YENİ VE ESKİ

Mehmet BARLAS

Bütün dünyada olduğu gibi, Türkiye’de de, saflar belirlendi. “Sağ” ve “sol” yok artık. “Yeni” ve “eski” var.

Keşke Demirel gibi, Mesut Yılmaz gibi isimler de “yeni”nin yanında yer alsalardı.

Türkiye’nin yeniden–yapılanma süreci çok kolaylaşırdı. Demokratik gelişme de, ekonomik kalkınma da, daha hızlı ve problemsiz gerçekleşirdi. Gelelim, muhafazakâr ve mukaddesatçı kesimdeki “yenilikçi”liğe.

Bir haftadır “ZAMAN” gazetesinde, Fethullah Gülen’in “Ufuk Turu” yayınlanıyor. Bakın neler diyor Fethullah Hocaefendi:

–İmam–ı Gazali Hazretleri’nin felsefeye karşı tavrından, ilimler de nasibini almıştır. Rasyonalizmle insanlığa kazandırılan ilimler, düşünce tarzları da nasibini almıştır. Osmanlı tarihinde Kadızadeler var meselâ. Dinî ilimlerin dışındaki herşeyi medreselerden söküp atmışlar.”

Bu sözler ne demek biliyor musunuz?

1000 yıl gecikme ile, İslâm’ın yeniden “aydınlanma çağı”na girmesi arayışının ifadesidir bu sözler.

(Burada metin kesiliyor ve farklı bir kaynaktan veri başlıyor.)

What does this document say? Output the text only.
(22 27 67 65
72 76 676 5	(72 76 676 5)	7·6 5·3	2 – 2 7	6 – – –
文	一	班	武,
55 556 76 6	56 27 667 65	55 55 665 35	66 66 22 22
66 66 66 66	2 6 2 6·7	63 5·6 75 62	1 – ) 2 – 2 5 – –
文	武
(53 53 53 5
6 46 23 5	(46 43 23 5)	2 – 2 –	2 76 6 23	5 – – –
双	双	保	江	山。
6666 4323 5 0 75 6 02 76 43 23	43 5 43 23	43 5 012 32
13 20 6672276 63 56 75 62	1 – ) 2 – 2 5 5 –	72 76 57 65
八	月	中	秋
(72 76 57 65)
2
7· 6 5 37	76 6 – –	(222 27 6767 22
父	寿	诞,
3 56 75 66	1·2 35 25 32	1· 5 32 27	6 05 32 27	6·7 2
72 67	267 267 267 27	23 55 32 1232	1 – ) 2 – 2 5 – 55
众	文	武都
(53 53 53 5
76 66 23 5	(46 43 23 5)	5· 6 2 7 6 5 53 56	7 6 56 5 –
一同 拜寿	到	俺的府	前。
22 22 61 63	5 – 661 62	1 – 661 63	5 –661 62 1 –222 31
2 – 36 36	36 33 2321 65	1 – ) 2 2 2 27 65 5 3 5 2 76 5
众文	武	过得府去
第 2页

İslâm dünyası da, Abbasi Halifesi Memun’un (813–833) son dönemine kadar, sade teolojinin değil, müspet ilimlerin ve felsefenin de, özgür çizgide geliştiği bir ortama sahipti. Hıristiyan Avrupa’sı “Karanlık Çağ”ı yaşarken, antik Yunan’ın eserleri Arapça’ya çevriliyordu. Tıpta, matematikte, kimyada, tarihi değiştiren aşamalar yapılıyordu. Batı dünyası, ilk çağın en büyük doktoru ve ilk anatomicisi Galen’i tanımazken, Bağdatlı doktor Hunayn, onun çalışmalarını Arapça’ya çeviriyordu. Razi’nin 200, İbn–i Sina’nın 170 kitabı yayınlanıyordu o dönemde. Batılılar, deneysel araştırıcılığın ilk örneklerini “Avicenna” dedikleri İbn–i Sina’dan ve “Averroes” dedikleri İbn–i Rüşd’den görmediler mi?

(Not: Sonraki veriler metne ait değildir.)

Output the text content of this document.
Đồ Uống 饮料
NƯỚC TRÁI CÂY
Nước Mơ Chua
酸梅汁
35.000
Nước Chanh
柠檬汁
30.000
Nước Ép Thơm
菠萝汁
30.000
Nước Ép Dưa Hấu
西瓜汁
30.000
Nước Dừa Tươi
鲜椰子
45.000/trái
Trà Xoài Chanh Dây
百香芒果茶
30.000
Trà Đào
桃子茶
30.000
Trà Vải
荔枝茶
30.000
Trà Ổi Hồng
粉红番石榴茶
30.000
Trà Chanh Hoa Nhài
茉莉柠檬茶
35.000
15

O dönemde, bugünkü ilkel anti–Semitizm de yoktu İslâm’da. Maimonides çapında bir bilim adamı (İbn Meymun), saraylara danışman olarak alınıyordu. Ama insan aklı ile dini inançların yanyana yaşayıp, geliştiği bu dönem, Halife Mütevekkil’in zamanında (849) bitiyor. İçtihat kapıları ile birlikte, müspet ilimlerdeki ve felsefedeki arayışlar da, yasaklanıyor. Fethullah Gülen, söyleşisinde, “İslâm’ın bize emrettiği itaat, istibdada itaat değildir” derken, Aquinnolu Thomas’ın (1235–1274) söyledikleri ile, Bacon’ın, Descartes’in arayışları arasındaki ortak aklı, 2000’lere giden İslâm düşüncesine yansıtmış olmuyor mu? Bu dönemde en ilgi çekici düşünceleri seslendiren kişinin, Fethullah Gülen olduğunu söylemeliyiz. Camide vaaz verirken, Hallac’ın “Tavasin”inden, “vahdet–i vücud”dan, “panteizm”den söz ettiğini anlatıyordu. Bu vaazından sonra, İskenderun’da askerlik yaparken tanıdığı eski komutanının, yanına gelip, –Bu aptallar, bu cahil insanlar Hallac gibi seni de öldürecekler, dediğini naklediyordu. “Enel Hak” dediği için, önce işkence görüp, sonra öldürülen (922) Hallac–ı Mansur, içtihat kapısının (bab–ı içtihat) kapatıldığı İslâm dünyasının, belki de, çok sesliliğinin yok edilmiş simgesidir. 1000 yıl sonra Fethullah Gülen’in “Hallac Sendromu”nu seslendirmesi, ilgi çekici bir olay.